Mike Jay wrote:Sounds like a good trip! One thing that helped us lock in on a location was to make up a list (zillow or realtor.com) of properties that met out needs and price range. Then we could drive by them (park on the road and just snoop in a legal manner). That way, instead of just going to the towns and looking at the area in general, you can see specific spots and see how it really feels to you. Don't plan on buying any of them or falling in love, just see if what people are selling for $XXXXX meets your needs and seems livable.
Once you have narrowed it down to a few areas, another trip where you spend a couple nights in each spot can help pin it down even better. Check out the library, feed store, church, bars or whatever social place you want to get a feel for how friendly the place is.
Not AR, mostly because I do want SNOW.
Mike Jay wrote:Yeah, it should be a fun adventure for you! If you do open houses, make sure you don't fall in love with something before you're ready or able to pull the trigger. I think it worked out better for us to not be able to walk on the property as we did our drive-bys. We could get a feel for the land and area and if the price of the property looked good to us without getting emotionally attached.
Judith Browning wrote:
Not AR, mostly because I do want SNOW.
Well today the last of an inch and a half snow is melting here in the Arkansas Ozarks. We do get snow, sleet, freezing rain, etc...all of that winter stuff
I'm not sure what sort of community you're looking for?
If we had begun with a plan and some research back in the seventies, homesteading in the Fayetteville AR area might have been a better choice.
There is a very active farmer's market...well attended by both venders and customers...and also a thriving art, craft and music community...and being a college town leans more liberal than other areas. And of course, most importantly there is beautiful fertile forested land.

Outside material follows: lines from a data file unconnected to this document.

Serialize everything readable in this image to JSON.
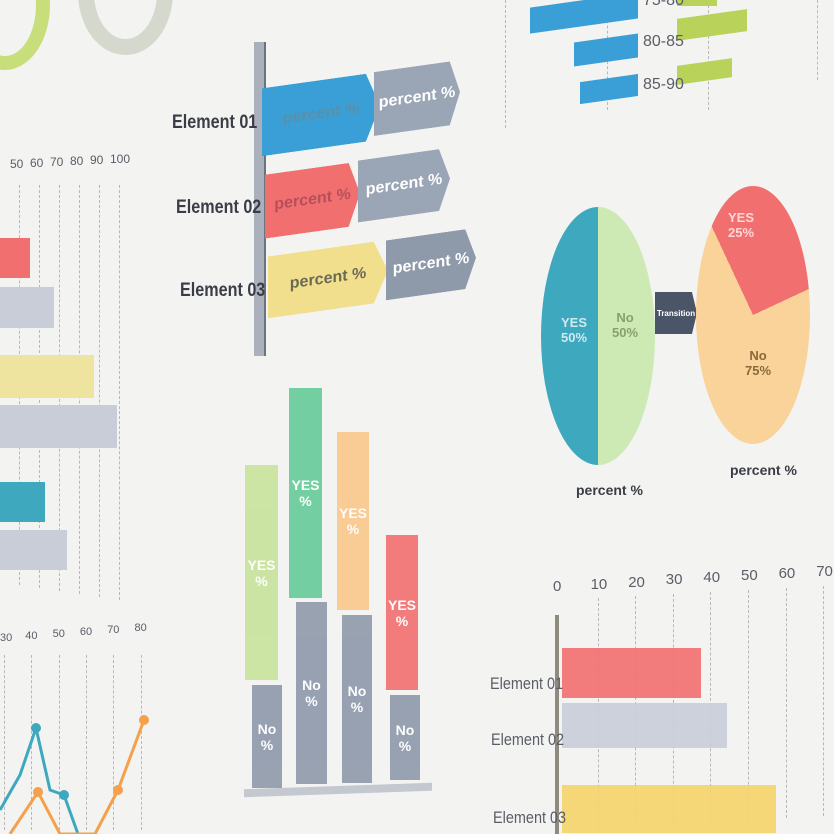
{
  "colors": {
    "blue": "#3a9fd6",
    "green": "#b9d25a",
    "teal": "#3ea8bf",
    "red": "#f26f6f",
    "gray": "#aab1bd",
    "yellow": "#f2df8e",
    "orange": "#f9c88a",
    "lightgreen": "#cde9b4",
    "mint": "#66cc99",
    "dark": "#4a5568"
  },
  "chart_data": [
    {
      "type": "bar",
      "orientation": "horizontal",
      "categories": [
        "75-80",
        "80-85",
        "85-90"
      ],
      "series": [
        {
          "color": "#3a9fd6"
        },
        {
          "color": "#b9d25a"
        }
      ]
    },
    {
      "type": "bar",
      "orientation": "horizontal",
      "categories": [
        "Element 01",
        "Element 02",
        "Element 03"
      ],
      "segments": [
        "percent %",
        "percent %"
      ]
    },
    {
      "type": "bar",
      "orientation": "horizontal",
      "x_ticks": [
        "50",
        "60",
        "70",
        "80",
        "90",
        "100"
      ],
      "grid": true
    },
    {
      "type": "line",
      "x_ticks": [
        "30",
        "40",
        "50",
        "60",
        "70",
        "80"
      ]
    },
    {
      "type": "bar",
      "stacked": true,
      "segments": [
        {
          "top": "YES %",
          "bottom": "No %"
        },
        {
          "top": "YES %",
          "bottom": "No %"
        },
        {
          "top": "YES %",
          "bottom": "No %"
        },
        {
          "top": "YES %",
          "bottom": "No %"
        }
      ]
    },
    {
      "type": "pie",
      "slices": [
        {
          "label": "YES",
          "value": 50,
          "text": "50%"
        },
        {
          "label": "No",
          "value": 50,
          "text": "50%"
        }
      ],
      "caption": "percent %"
    },
    {
      "type": "pie",
      "slices": [
        {
          "label": "YES",
          "value": 25,
          "text": "25%"
        },
        {
          "label": "No",
          "value": 75,
          "text": "75%"
        }
      ],
      "caption": "percent %",
      "transition": "Transition"
    },
    {
      "type": "bar",
      "orientation": "horizontal",
      "categories": [
        "Element 01",
        "Element 02",
        "Element 03"
      ],
      "values": [
        37,
        44,
        57
      ],
      "x_ticks": [
        "0",
        "10",
        "20",
        "30",
        "40",
        "50",
        "60",
        "70"
      ],
      "xlim": [
        0,
        70
      ],
      "grid": true
    }
  ]
}
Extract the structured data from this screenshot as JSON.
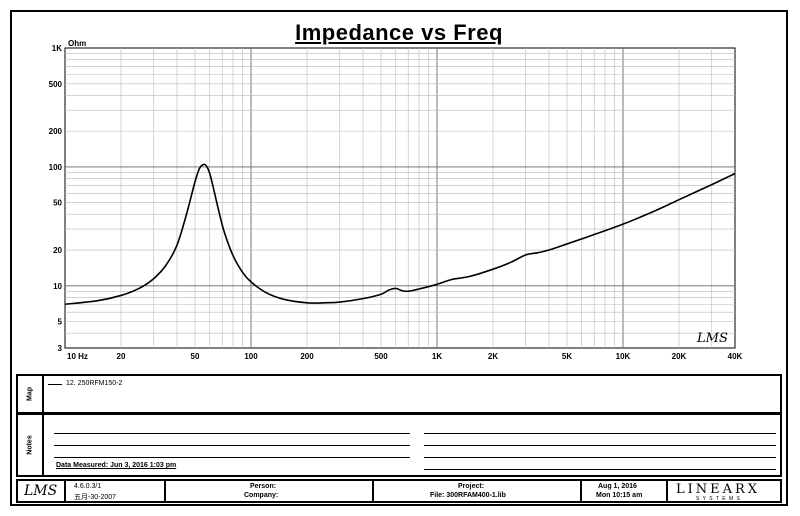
{
  "chart_data": {
    "type": "line",
    "title": "Impedance vs Freq",
    "ylabel": "Ohm",
    "xscale": "log",
    "yscale": "log",
    "xlim": [
      10,
      40000
    ],
    "ylim": [
      3,
      1000
    ],
    "x_ticks": [
      {
        "v": 10,
        "label": "10  Hz"
      },
      {
        "v": 20,
        "label": "20"
      },
      {
        "v": 50,
        "label": "50"
      },
      {
        "v": 100,
        "label": "100"
      },
      {
        "v": 200,
        "label": "200"
      },
      {
        "v": 500,
        "label": "500"
      },
      {
        "v": 1000,
        "label": "1K"
      },
      {
        "v": 2000,
        "label": "2K"
      },
      {
        "v": 5000,
        "label": "5K"
      },
      {
        "v": 10000,
        "label": "10K"
      },
      {
        "v": 20000,
        "label": "20K"
      },
      {
        "v": 40000,
        "label": "40K"
      }
    ],
    "y_ticks": [
      {
        "v": 1000,
        "label": "1K"
      },
      {
        "v": 500,
        "label": "500"
      },
      {
        "v": 200,
        "label": "200"
      },
      {
        "v": 100,
        "label": "100"
      },
      {
        "v": 50,
        "label": "50"
      },
      {
        "v": 20,
        "label": "20"
      },
      {
        "v": 10,
        "label": "10"
      },
      {
        "v": 5,
        "label": "5"
      },
      {
        "v": 3,
        "label": "3"
      }
    ],
    "grid": true,
    "series": [
      {
        "name": "12. 250RFM150-2",
        "color": "#000000",
        "x": [
          10,
          15,
          20,
          25,
          30,
          35,
          40,
          45,
          50,
          53,
          56,
          58,
          60,
          63,
          67,
          72,
          80,
          90,
          100,
          120,
          150,
          200,
          250,
          300,
          400,
          500,
          550,
          600,
          650,
          700,
          800,
          1000,
          1200,
          1500,
          2000,
          2500,
          3000,
          3500,
          4000,
          5000,
          7000,
          10000,
          15000,
          20000,
          30000,
          40000
        ],
        "y": [
          7,
          7.5,
          8.3,
          9.5,
          11.5,
          15,
          22,
          40,
          75,
          98,
          105,
          100,
          88,
          65,
          43,
          28,
          18,
          13,
          10.8,
          8.8,
          7.7,
          7.2,
          7.2,
          7.3,
          7.8,
          8.5,
          9.2,
          9.5,
          9.1,
          9.0,
          9.4,
          10.3,
          11.3,
          12,
          13.8,
          15.8,
          18.2,
          19,
          20,
          22.5,
          27,
          33,
          43,
          53,
          71,
          88
        ]
      }
    ]
  },
  "watermark": "LMS",
  "map_panel": {
    "label": "Map",
    "entry": "12. 250RFM150-2"
  },
  "notes_panel": {
    "label": "Notes",
    "measured": "Data Measured: Jun  3, 2016  1:03 pm"
  },
  "footer": {
    "logo": "LMS",
    "version": "4.6.0.3/1",
    "version_date": "五月-30-2007",
    "person": "Person:",
    "company": "Company:",
    "project": "Project:",
    "file": "File: 300RFAM400-1.lib",
    "date": "Aug  1, 2016",
    "time": "Mon 10:15 am",
    "brand": "LINEARX",
    "brand_sub": "S Y S T E M S"
  }
}
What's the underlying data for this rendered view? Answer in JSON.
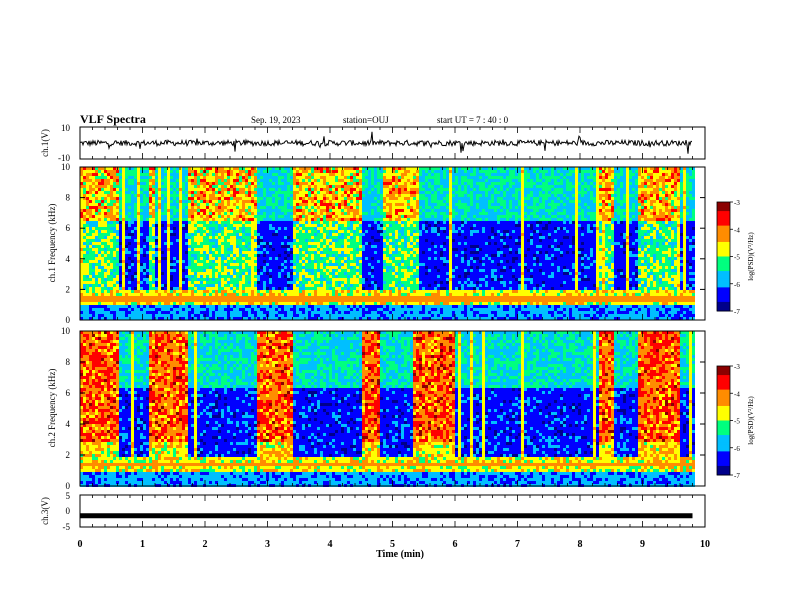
{
  "header": {
    "title": "VLF Spectra",
    "date": "Sep. 19, 2023",
    "station": "station=OUJ",
    "start_ut": "start UT =   7 : 40 : 0"
  },
  "colorbar": {
    "label": "log(PSD)(V²/Hz)",
    "ticks": [
      "-3",
      "-4",
      "-5",
      "-6",
      "-7"
    ],
    "colors": [
      "#8b0000",
      "#ff0000",
      "#ff8c00",
      "#ffff00",
      "#00ff7f",
      "#00bfff",
      "#0000ff",
      "#00008b"
    ]
  },
  "chart_data": [
    {
      "type": "line",
      "panel": "ch.1(V)",
      "ylabel": "ch.1(V)",
      "ylim": [
        -10,
        10
      ],
      "yticks": [
        "10",
        "-10"
      ],
      "description_series": "waveform",
      "baseline": 0
    },
    {
      "type": "heatmap",
      "panel": "ch.1 spectrogram",
      "ylabel": "ch.1 Frequency (kHz)",
      "ylim": [
        0,
        10
      ],
      "yticks": [
        "0",
        "2",
        "4",
        "6",
        "8",
        "10"
      ],
      "xlim": [
        0,
        10
      ],
      "zlim": [
        -7,
        -3
      ],
      "quiet_intervals_min": [
        [
          0.6,
          1.1
        ],
        [
          1.2,
          1.7
        ],
        [
          2.8,
          3.4
        ],
        [
          4.5,
          4.8
        ],
        [
          5.4,
          6.0
        ],
        [
          6.0,
          8.3
        ],
        [
          8.5,
          8.9
        ],
        [
          9.6,
          9.8
        ]
      ]
    },
    {
      "type": "heatmap",
      "panel": "ch.2 spectrogram",
      "ylabel": "ch.2 Frequency (kHz)",
      "ylim": [
        0,
        10
      ],
      "yticks": [
        "0",
        "2",
        "4",
        "6",
        "8",
        "10"
      ],
      "xlim": [
        0,
        10
      ],
      "zlim": [
        -7,
        -3
      ],
      "quiet_intervals_min": [
        [
          0.6,
          1.1
        ],
        [
          1.7,
          2.8
        ],
        [
          3.4,
          4.5
        ],
        [
          4.8,
          5.3
        ],
        [
          6.0,
          8.3
        ],
        [
          8.5,
          8.9
        ],
        [
          9.6,
          9.8
        ]
      ]
    },
    {
      "type": "line",
      "panel": "ch.3(V)",
      "ylabel": "ch.3(V)",
      "ylim": [
        -5,
        5
      ],
      "yticks": [
        "5",
        "0",
        "-5"
      ],
      "baseline": -1.5
    }
  ],
  "xaxis": {
    "label": "Time (min)",
    "ticks": [
      "0",
      "1",
      "2",
      "3",
      "4",
      "5",
      "6",
      "7",
      "8",
      "9",
      "10"
    ],
    "range": [
      0,
      10
    ],
    "data_end": 9.8
  }
}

A road trip is a great idea...I ended up here sort of accidently while hitching around. You never know what you will find...good luck!
Pearl Sutton wrote:Bethany: I moved to S MO from the New Mexico desert. I treat the humidity like I used to treat the scorching heat, just work around it timing-wise, work in the morning and evening, not the heat of the day. I put effort into working in it, so I got used to it. Our first summer here, my mom pretty much melted down, stayed in the house, by the A/C and didn't acclimatize at all.

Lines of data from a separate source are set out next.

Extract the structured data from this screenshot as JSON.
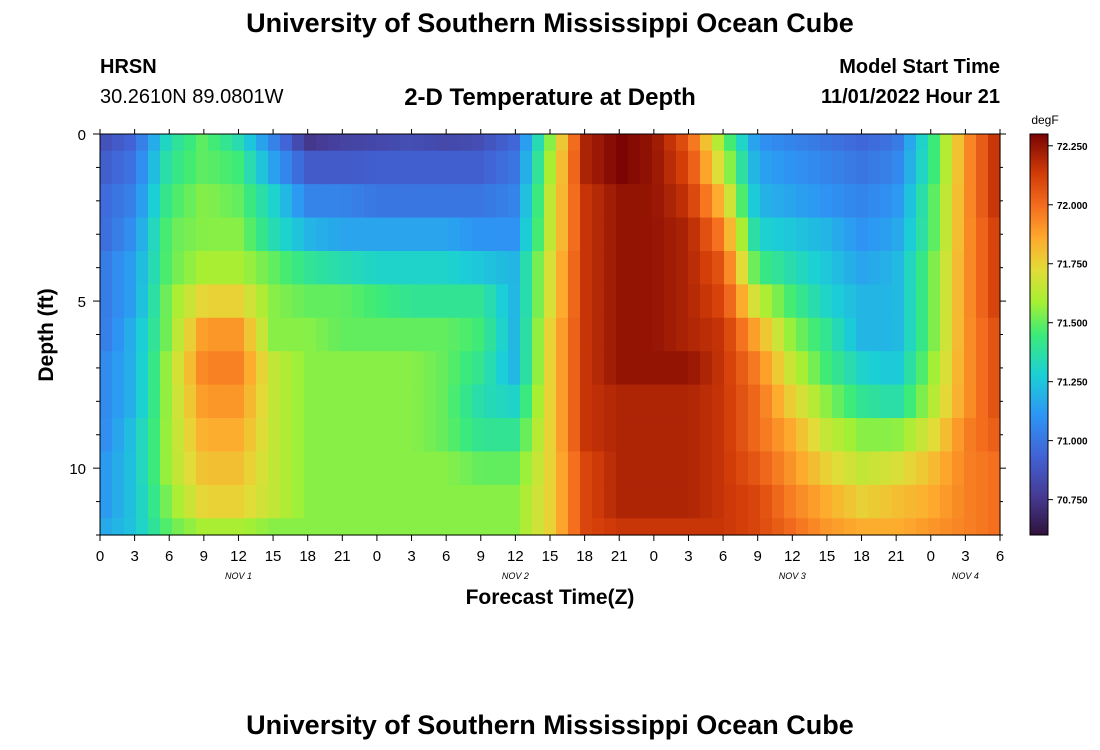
{
  "header": {
    "title": "University of Southern Mississippi Ocean Cube",
    "station": "HRSN",
    "coords": "30.2610N  89.0801W",
    "subtitle": "2-D Temperature at Depth",
    "model_start_label": "Model Start Time",
    "model_start_value": "11/01/2022 Hour 21"
  },
  "footer": {
    "title": "University of Southern Mississippi Ocean Cube"
  },
  "chart_data": {
    "type": "heatmap",
    "title": "2-D Temperature at Depth",
    "xlabel": "Forecast Time(Z)",
    "ylabel": "Depth (ft)",
    "x_hours": [
      0,
      3,
      6,
      9,
      12,
      15,
      18,
      21,
      24,
      27,
      30,
      33,
      36,
      39,
      42,
      45,
      48,
      51,
      54,
      57,
      60,
      63,
      66,
      69,
      72,
      75,
      78
    ],
    "x_tick_labels": [
      "0",
      "3",
      "6",
      "9",
      "12",
      "15",
      "18",
      "21",
      "0",
      "3",
      "6",
      "9",
      "12",
      "15",
      "18",
      "21",
      "0",
      "3",
      "6",
      "9",
      "12",
      "15",
      "18",
      "21",
      "0",
      "3",
      "6"
    ],
    "day_labels": [
      {
        "label": "NOV 1",
        "hour": 12
      },
      {
        "label": "NOV 2",
        "hour": 36
      },
      {
        "label": "NOV 3",
        "hour": 60
      },
      {
        "label": "NOV 4",
        "hour": 75
      }
    ],
    "depths_ft": [
      0,
      1,
      2,
      3,
      4,
      5,
      6,
      7,
      8,
      9,
      10,
      11,
      12
    ],
    "y_tick_labels": [
      "0",
      "5",
      "10"
    ],
    "y_ticks": [
      0,
      5,
      10
    ],
    "ylim": [
      0,
      12
    ],
    "xlim": [
      0,
      78
    ],
    "colorbar": {
      "unit": "degF",
      "min": 70.6,
      "max": 72.3,
      "ticks": [
        "72.250",
        "72.000",
        "71.750",
        "71.500",
        "71.250",
        "71.000",
        "70.750"
      ],
      "tick_values": [
        72.25,
        72.0,
        71.75,
        71.5,
        71.25,
        71.0,
        70.75
      ]
    },
    "values": [
      [
        70.85,
        70.95,
        71.35,
        71.5,
        71.35,
        71.05,
        70.75,
        70.8,
        70.82,
        70.85,
        70.82,
        70.85,
        70.95,
        71.55,
        72.2,
        72.3,
        72.25,
        72.05,
        71.55,
        71.1,
        71.05,
        71.0,
        70.95,
        71.0,
        71.4,
        71.9,
        72.2
      ],
      [
        70.9,
        71.0,
        71.4,
        71.5,
        71.45,
        71.15,
        70.9,
        70.9,
        70.92,
        70.92,
        70.92,
        70.92,
        71.0,
        71.6,
        72.2,
        72.3,
        72.25,
        72.1,
        71.65,
        71.15,
        71.1,
        71.05,
        71.0,
        71.05,
        71.4,
        71.9,
        72.2
      ],
      [
        70.95,
        71.05,
        71.45,
        71.55,
        71.5,
        71.3,
        71.05,
        71.05,
        71.0,
        71.0,
        71.0,
        71.0,
        71.05,
        71.65,
        72.15,
        72.25,
        72.25,
        72.15,
        71.8,
        71.2,
        71.15,
        71.1,
        71.05,
        71.1,
        71.45,
        71.9,
        72.2
      ],
      [
        70.95,
        71.1,
        71.5,
        71.55,
        71.55,
        71.35,
        71.2,
        71.15,
        71.15,
        71.15,
        71.15,
        71.1,
        71.1,
        71.65,
        72.15,
        72.25,
        72.25,
        72.2,
        71.95,
        71.3,
        71.25,
        71.2,
        71.1,
        71.15,
        71.45,
        71.9,
        72.15
      ],
      [
        71.0,
        71.15,
        71.5,
        71.6,
        71.6,
        71.5,
        71.4,
        71.35,
        71.3,
        71.3,
        71.3,
        71.25,
        71.2,
        71.7,
        72.15,
        72.25,
        72.25,
        72.2,
        72.05,
        71.45,
        71.35,
        71.25,
        71.15,
        71.2,
        71.5,
        71.9,
        72.15
      ],
      [
        71.0,
        71.15,
        71.55,
        71.75,
        71.75,
        71.55,
        71.5,
        71.5,
        71.45,
        71.4,
        71.4,
        71.4,
        71.2,
        71.7,
        72.15,
        72.25,
        72.25,
        72.2,
        72.1,
        71.65,
        71.45,
        71.3,
        71.2,
        71.2,
        71.5,
        71.9,
        72.15
      ],
      [
        71.0,
        71.2,
        71.55,
        71.9,
        71.9,
        71.55,
        71.55,
        71.5,
        71.5,
        71.5,
        71.5,
        71.45,
        71.2,
        71.75,
        72.15,
        72.25,
        72.25,
        72.2,
        72.15,
        71.85,
        71.55,
        71.4,
        71.2,
        71.2,
        71.5,
        71.9,
        72.1
      ],
      [
        71.05,
        71.2,
        71.6,
        71.95,
        71.95,
        71.65,
        71.55,
        71.55,
        71.55,
        71.55,
        71.5,
        71.4,
        71.2,
        71.75,
        72.15,
        72.25,
        72.25,
        72.25,
        72.15,
        71.95,
        71.65,
        71.45,
        71.3,
        71.25,
        71.55,
        71.9,
        72.1
      ],
      [
        71.05,
        71.2,
        71.6,
        71.9,
        71.9,
        71.65,
        71.55,
        71.55,
        71.55,
        71.55,
        71.5,
        71.35,
        71.3,
        71.75,
        72.15,
        72.2,
        72.2,
        72.2,
        72.15,
        72.0,
        71.75,
        71.55,
        71.4,
        71.35,
        71.6,
        71.9,
        72.1
      ],
      [
        71.05,
        71.25,
        71.6,
        71.85,
        71.85,
        71.65,
        71.55,
        71.55,
        71.55,
        71.55,
        71.5,
        71.4,
        71.4,
        71.75,
        72.15,
        72.2,
        72.2,
        72.2,
        72.15,
        72.0,
        71.85,
        71.65,
        71.55,
        71.55,
        71.7,
        71.95,
        72.05
      ],
      [
        71.1,
        71.25,
        71.6,
        71.8,
        71.8,
        71.65,
        71.55,
        71.55,
        71.55,
        71.55,
        71.55,
        71.5,
        71.5,
        71.75,
        72.1,
        72.2,
        72.2,
        72.2,
        72.15,
        72.05,
        71.9,
        71.75,
        71.65,
        71.7,
        71.8,
        71.95,
        72.0
      ],
      [
        71.1,
        71.25,
        71.55,
        71.75,
        71.75,
        71.65,
        71.55,
        71.55,
        71.55,
        71.55,
        71.55,
        71.55,
        71.55,
        71.75,
        72.1,
        72.2,
        72.2,
        72.2,
        72.15,
        72.1,
        71.95,
        71.85,
        71.75,
        71.8,
        71.85,
        71.95,
        72.0
      ],
      [
        71.15,
        71.25,
        71.5,
        71.6,
        71.6,
        71.55,
        71.55,
        71.55,
        71.55,
        71.55,
        71.55,
        71.55,
        71.55,
        71.75,
        72.1,
        72.15,
        72.15,
        72.15,
        72.15,
        72.1,
        72.0,
        71.9,
        71.85,
        71.85,
        71.9,
        71.95,
        72.0
      ]
    ]
  }
}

I like it here, it has things that matter to me. There are things I don't care for, but that would be true no matter where I moved. I picked the things that matter MOST to me.
Some things I looked into before buying that might be worth your time:
Consider is where the tornadoes walk, there are definite patterns. Tornado History Project This site helped me a lot. Right along the I44 and I70 corridors seems to be thicker tornadoes. Personally, I wonder: the highways were put where the old roads were, the old roads were there because people had walked that way. Do the tornadoes walk the highways because it's easier for them, less obstructions? Or was the walking easier for pioneers because the tornadoes had kept the path clearer? Hard to say. But there IS a definite pattern to how they tend to go. Has a lot to do with the land forms. Also note:: Tornado frequency shifting east Which personally, I think correlates with Big Ag clearing more mileage of big fields, taking out hedgerows etc that might slow the winds down. When you look at property, beware of places that have a lot of trees all the same age, means if it wasn't logged, it got cleared by Mother Nature.

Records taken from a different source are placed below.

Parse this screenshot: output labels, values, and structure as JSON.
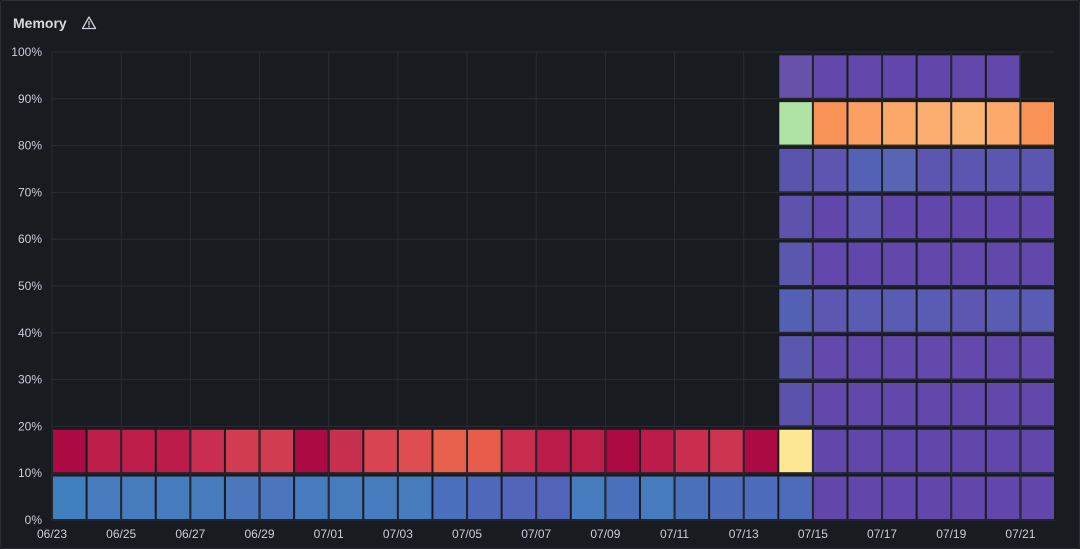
{
  "panel": {
    "title": "Memory",
    "warning_icon": "warning-triangle-icon"
  },
  "chart_data": {
    "type": "heatmap",
    "title": "Memory",
    "xlabel": "",
    "ylabel": "",
    "ylim": [
      0,
      100
    ],
    "y_ticks": [
      "0%",
      "10%",
      "20%",
      "30%",
      "40%",
      "50%",
      "60%",
      "70%",
      "80%",
      "90%",
      "100%"
    ],
    "x_ticks": [
      "06/23",
      "06/25",
      "06/27",
      "06/29",
      "07/01",
      "07/03",
      "07/05",
      "07/07",
      "07/09",
      "07/11",
      "07/13",
      "07/15",
      "07/17",
      "07/19",
      "07/21"
    ],
    "x_tick_days": [
      0,
      2,
      4,
      6,
      8,
      10,
      12,
      14,
      16,
      18,
      20,
      22,
      24,
      26,
      28
    ],
    "bucket_size_percent": 10,
    "days": [
      "06/23",
      "06/24",
      "06/25",
      "06/26",
      "06/27",
      "06/28",
      "06/29",
      "06/30",
      "07/01",
      "07/02",
      "07/03",
      "07/04",
      "07/05",
      "07/06",
      "07/07",
      "07/08",
      "07/09",
      "07/10",
      "07/11",
      "07/12",
      "07/13",
      "07/14",
      "07/15",
      "07/16",
      "07/17",
      "07/18",
      "07/19",
      "07/20",
      "07/21"
    ],
    "grid": true,
    "legend": "none",
    "columns": [
      [
        "#3f7fbe",
        "#ab0a43"
      ],
      [
        "#467cbd",
        "#bd1d49"
      ],
      [
        "#467cbd",
        "#bd1d49"
      ],
      [
        "#467cbd",
        "#bb1c4a"
      ],
      [
        "#467cbd",
        "#c92e50"
      ],
      [
        "#4d77bc",
        "#d23c51"
      ],
      [
        "#4c75bd",
        "#d23c51"
      ],
      [
        "#467cbd",
        "#ab0a43"
      ],
      [
        "#467cbd",
        "#c7304f"
      ],
      [
        "#467cbd",
        "#d84451"
      ],
      [
        "#467cbd",
        "#df4e4f"
      ],
      [
        "#4a6fbc",
        "#e8614d"
      ],
      [
        "#4f68bb",
        "#e75c4c"
      ],
      [
        "#5365bb",
        "#c92e50"
      ],
      [
        "#5463ba",
        "#bb1c4a"
      ],
      [
        "#467cbd",
        "#bd1d49"
      ],
      [
        "#4a70bc",
        "#ab0a43"
      ],
      [
        "#467cbd",
        "#bb1c4a"
      ],
      [
        "#4a70bc",
        "#c92e50"
      ],
      [
        "#4d6dbc",
        "#cd3450"
      ],
      [
        "#4d6dbc",
        "#ab0a43"
      ],
      [
        "#4e6bbb",
        "#fee893",
        "#5a52ab",
        "#5a58ad",
        "#5460b4",
        "#5a57ad",
        "#5d52ac",
        "#5a54ad",
        "#b0e1a5",
        "#6851a9"
      ],
      [
        "#6146ab",
        "#6146ab",
        "#6248aa",
        "#6249ab",
        "#5e57b1",
        "#6247ac",
        "#6146ab",
        "#5e55b1",
        "#f99257",
        "#6348ab"
      ],
      [
        "#6146ab",
        "#6146ab",
        "#6248aa",
        "#6248aa",
        "#5a5bb3",
        "#6146ab",
        "#5e55b1",
        "#5362b4",
        "#fb9f62",
        "#6348ab"
      ],
      [
        "#6146ab",
        "#6146ab",
        "#6248aa",
        "#6249ab",
        "#5a5bb3",
        "#6248aa",
        "#6146ab",
        "#5864b4",
        "#fca869",
        "#6146ab"
      ],
      [
        "#6146ab",
        "#6146ab",
        "#6248aa",
        "#6249ab",
        "#5a5bb3",
        "#6248aa",
        "#6146ab",
        "#5c56b1",
        "#fcad70",
        "#6146ab"
      ],
      [
        "#6146ab",
        "#6146ab",
        "#6248aa",
        "#6249ab",
        "#5e57b1",
        "#6248aa",
        "#6146ab",
        "#5c56b1",
        "#fcb575",
        "#6348ab"
      ],
      [
        "#6146ab",
        "#6146ab",
        "#6248aa",
        "#6248aa",
        "#5a5bb3",
        "#6248aa",
        "#6146ab",
        "#5c56b1",
        "#fca96b",
        "#6348ab"
      ],
      [
        "#6146ab",
        "#6146ab",
        "#6248aa",
        "#6249ab",
        "#5a5bb3",
        "#6248aa",
        "#6146ab",
        "#5c56b1",
        "#f99257"
      ]
    ]
  }
}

I also like the sites Drilling Maps to see where they are fracking, and Flooding maps watch the patterns in the area you are considering. Pay attention also to the stream flood markers that are down in the dips in the road, how many of those do you want to have to deal with? We looked at one place (had bad sun exposure) that had 8 markers on the only road in or out, and the bridges over them were just slabs of cement with no extra width or rails, that the water flowed over as it needed to. Umm. No. We don't want to be trapped. We are making our life so we don't HAVE to go places, but the option is nice.
Something to really watch for, unless you are willing to deal with it, is the rock levels in the ground. I know someone who bought 10 acres, that turned out to have 6 inches of topsoil on rock. He chipped out holes in the rock to plant trees. The trees aren't doing real well. You can do soil building, but being aware of it helps you choose wisely. Look at the rock strata on the highway, you'll see what I mean. And if you have a stream in the area, it will possibly involve legal hoops to jump through if you do things upstream. Watch for what else is upstream, I can't find the link, don't recall the name of it, but I had a national map that showed the water quality vs where the big feedlots are.
Love to see you if you come by!! You are invited :D
Bethany Dutch wrote:
that IS a concern! But someone pointed out... here where I am, I'm at huge risk of wildfires that isn't so much a risk in MO, so I'm almost trading one for the other. My home has been threatened within a mile of a pretty major wildfire twice in the last 6 years, so I feel like that would be a zero sum game (tornado vs. wildfire), neither I think would be worse or better to me.
Tina Hillel wrote:I wanted to suggest that whatever spots you decide you like, try to visit them at night!
If you can, aim to make a visit on a weekend night. Sometimes there are hidden things going on at night that you might not learn about until its too late. Enjoy the search. Its all part of the fun!